To me, it does seem that parenting is a thankless job (note that I am not a parent, and have no intention of becoming one for quite some time). Nonetheless, just like sticking a hand into the toilet to remove a clog, it must be done. By one of the two parents, while the other works hard to provide for the extra members of the family. Traditionally this has been seen as the mans job to work and the woman to be more active in raising the child. This could be due to biological reasons (at least originally), with men having a greater physical strength and women having the mammary glands that were necessary for feeding the child.
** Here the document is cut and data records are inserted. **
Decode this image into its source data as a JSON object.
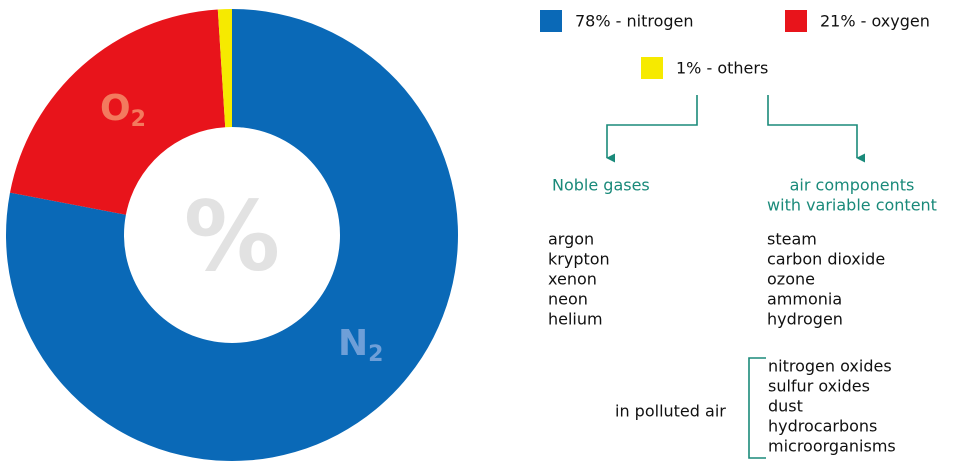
{
  "chart_data": {
    "type": "pie",
    "categories": [
      "78% - nitrogen",
      "21% - oxygen",
      "1% - others"
    ],
    "values": [
      78,
      21,
      1
    ],
    "colors": [
      "#0a69b7",
      "#e8141b",
      "#f6ea00"
    ],
    "center_label": "%",
    "slice_labels": [
      {
        "text": "N",
        "subscript": "2"
      },
      {
        "text": "O",
        "subscript": "2"
      },
      null
    ]
  },
  "noble_gases": {
    "title": "Noble gases",
    "items": [
      "argon",
      "krypton",
      "xenon",
      "neon",
      "helium"
    ]
  },
  "variable_components": {
    "title": [
      "air components",
      "with variable content"
    ],
    "items": [
      "steam",
      "carbon dioxide",
      "ozone",
      "ammonia",
      "hydrogen"
    ]
  },
  "polluted_air": {
    "label": "in polluted air",
    "items": [
      "nitrogen oxides",
      "sulfur oxides",
      "dust",
      "hydrocarbons",
      "microorganisms"
    ]
  }
}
Todays work doesn't exactly require a vast amount of strength and physical labor (some does however) and science has gotten around the needing mammary glands to feed a baby problem. However, the problem is when one parent allows the marvels to today to change their "job" (breadwinner to child-raiser, or the other way around) and the other partner does not, thus having either two breadwinners (child doesn't get properly raised) or two childraisers (family starves).

Divorces and bastard babies cause additional problems. The partnerhood of parenting is absent in those cases quite often, with the breadwinner fucntion often taking precedence of the child raiser function. Naturally some exceptions exist, and some people remarry, which can allow stability to return, and some parents of bastard babies eventually marry someone to fill the hole. But there are still many who do not.

All in all, sacrifices must be made by BOTH parents. The husband is going to have to work more at the expense of free time, same for the wife and child raising (or vice versa on the gender roles).